Mara titubeó de nuevo, incómoda.
—Bueno, sí —aceptó—. Quiero decir que pareces muy humano, pero sigues siendo…
—Sí. Lamento terriblemente haberte importunado. El análisis de los controladores de hipersueño ya ha terminado; puedes regresar a tu tanque cuando gustes.
La muchacha dio un respingo y se enderezó. Eso fue todo lo que necesitó el holograma para desaparecer como si nunca hubiera estado ahí.
Mara se preguntó si podía haberlo ofendido. En seguida supo que era muy probable. Aquella máquina, aquella inteligencia artificial, tenía ideas y opinión. ¿Por qué no iba a ser sensible a la ofensa?
—Lo… lo siento —musitó, avergonzada—. No quería que… No quería decir que tú…
—No ha dicho ninguna mentira —replicó la voz plácida del computador, hablando de nuevo a través del pequeño altavoz en su cuello—. Al fin y al cabo, esta conversación no tenía como objetivo trabar alguna clase de relación afectiva, puesto que al ser un programa no puedo ser sujeto de afectos humanos. Espero que haya disfrutado de nuestra charla informal.
—Sí… Sí, claro. Mucho.
Sin saber qué más decir, metió la taza con el chocolate todavía humeante en el hueco de la pared para que el computador —ese mismo con el que había hablado amigablemente durante no una hora, sino tres— lo enviara al lavador.

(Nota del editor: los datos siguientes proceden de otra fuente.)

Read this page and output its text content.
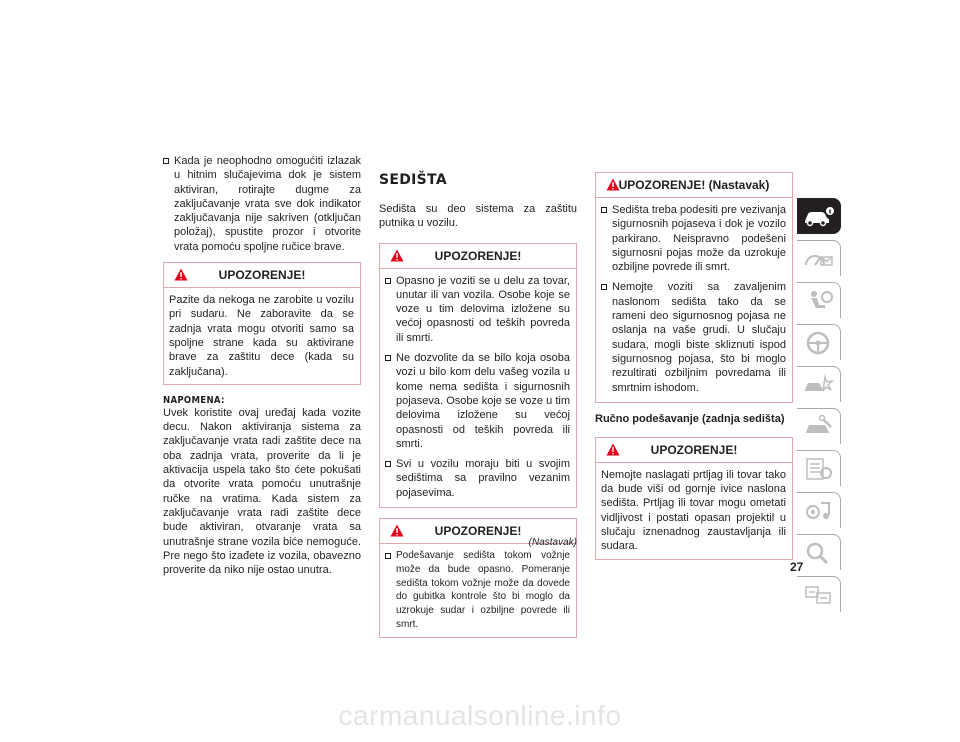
Kada je neophodno omogućiti izlazak u hitnim slučajevima dok je sistem aktiviran, rotirajte dugme za zaključavanje vrata sve dok indikator zaključavanja nije sakriven (otključan položaj), spustite prozor i otvorite vrata pomoću spoljne ručice brave.

UPOZORENJE!

Pazite da nekoga ne zarobite u vozilu pri sudaru. Ne zaboravite da se zadnja vrata mogu otvoriti samo sa spoljne strane kada su aktivirane brave za zaštitu dece (kada su zaključana).

NAPOMENA:

Uvek koristite ovaj uređaj kada vozite decu. Nakon aktiviranja sistema za zaključavanje vrata radi zaštite dece na oba zadnja vrata, proverite da li je aktivacija uspela tako što ćete pokušati da otvorite vrata pomoću unutrašnje ručke na vratima. Kada sistem za zaključavanje vrata radi zaštite dece bude aktiviran, otvaranje vrata sa unutrašnje strane vozila biće nemoguće. Pre nego što izađete iz vozila, obavezno proverite da niko nije ostao unutra.

SEDIŠTA

Sedišta su deo sistema za zaštitu putnika u vozilu.

UPOZORENJE!

Opasno je voziti se u delu za tovar, unutar ili van vozila. Osobe koje se voze u tim delovima izložene su većoj opasnosti od teških povreda ili smrti.

Ne dozvolite da se bilo koja osoba vozi u bilo kom delu vašeg vozila u kome nema sedišta i sigurnosnih pojaseva. Osobe koje se voze u tim delovima izložene su većoj opasnosti od teških povreda ili smrti.

Svi u vozilu moraju biti u svojim sedištima sa pravilno vezanim pojasevima.

UPOZORENJE!

Podešavanje sedišta tokom vožnje može da bude opasno. Pomeranje sedišta tokom vožnje može da dovede do gubitka kontrole što bi moglo da uzrokuje sudar i ozbiljne povrede ili smrt.

(Nastavak)
UPOZORENJE! (Nastavak)

Sedišta treba podesiti pre vezivanja sigurnosnih pojaseva i dok je vozilo parkirano. Neispravno podešeni sigurnosni pojas može da uzrokuje ozbiljne povrede ili smrt.

Nemojte voziti sa zavaljenim naslonom sedišta tako da se rameni deo sigurnosnog pojasa ne oslanja na vaše grudi. U slučaju sudara, mogli biste skliznuti ispod sigurnosnog pojasa, što bi moglo rezultirati ozbiljnim povredama ili smrtnim ishodom.

Ručno podešavanje (zadnja sedišta)
UPOZORENJE!

Nemojte naslagati prtljag ili tovar tako da bude viši od gornje ivice naslona sedišta. Prtljag ili tovar mogu ometati vidljivost i postati opasan projektil u slučaju iznenadnog zaustavljanja ili sudara.

27
carmanualsonline.info
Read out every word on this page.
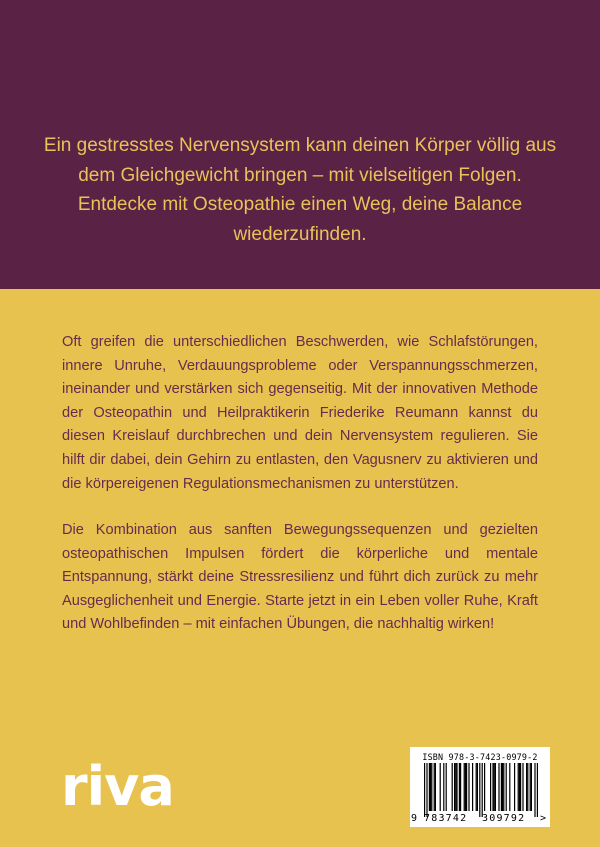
Ein gestresstes Nervensystem kann deinen Körper völlig aus dem Gleichgewicht bringen – mit vielseitigen Folgen. Entdecke mit Osteopathie einen Weg, deine Balance wiederzufinden.

Oft greifen die unterschiedlichen Beschwerden, wie Schlafstörungen, innere Unruhe, Verdauungsprobleme oder Verspannungsschmerzen, ineinander und verstärken sich gegenseitig. Mit der innovativen Methode der Osteopathin und Heilpraktikerin Friederike Reumann kannst du diesen Kreislauf durchbrechen und dein Nervensystem regulieren. Sie hilft dir dabei, dein Gehirn zu entlasten, den Vagusnerv zu aktivieren und die körpereigenen Regulationsmechanismen zu unterstützen.

Die Kombination aus sanften Bewegungssequenzen und gezielten osteopathischen Impulsen fördert die körperliche und mentale Entspannung, stärkt deine Stressresilienz und führt dich zurück zu mehr Ausgeglichenheit und Energie. Starte jetzt in ein Leben voller Ruhe, Kraft und Wohlbefinden – mit einfachen Übungen, die nachhaltig wirken!

riva	ISBN 978-3-7423-0979-2
9 783742 309792 >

Después salió de la sala de esparcimiento para regresar al compartimento donde su tanque ya la estaba esperando.
—Ah… —musitó, cogiéndose  el cuello de la blusa—. Eh… ¿Comp…? Ah, qué mierda. ¿Kassander?
Hubo un breve instante de silencio.
—¿Sí? —respondió el ordenador.
—¿Has averiguado cuál era el error?
—No, lo lamento. Todo parece funcionar perfectamente.
—Ah.
Se sentía observada. Era una estupidez, pero ya no le parecía tan normal desnudarse frente a las múltiples cámaras del ordenador de a bordo.
Se regañó mentalmente y se quitó la ropa, quedando nuevamente con el traje de estasis. Se sentó en el tanque y colocó las piernas dentro.
—¿Kassander? —inquirió de nuevo.
—Sí, Mara, estoy aquí.
La muchacha se recostó, acomodando la cabeza en el sencillo cojín adherido al fondo blando del tanque. Este recuperó una posición horizontal.
—Si quieres hablar durante el viaje —dijo—, no tienes que provocarme pesadillas para tener una excusa. Despiértame y ya está.
La cubierta de cristal descendió lentamente hasta acoplarse con el resto de la cabina. Mara se mordió los labios.
—De acuerdo —respondió la voz del computador, y hubiera jurado que era un susurro en su oído, íntimo, personal—. Dulces sueños, Mara.
—Buenas noches, Kassander.
El gas de estasis salió de los diminutos orificios junto a la cabeza de la muchacha, inodoro e incoloro, y en tres segundos ella volvía a dormir profundamente mientras el fondo del tanque se llenaba de un líquido transparente, nutritivo, que la alimentaría mientras durara el sueño.
—Buenas noches —dijo el computador, aunque de nuevo volvía a estar solo en la inmensidad de la nave Kolindae, a ocho meses de distancia de su destino.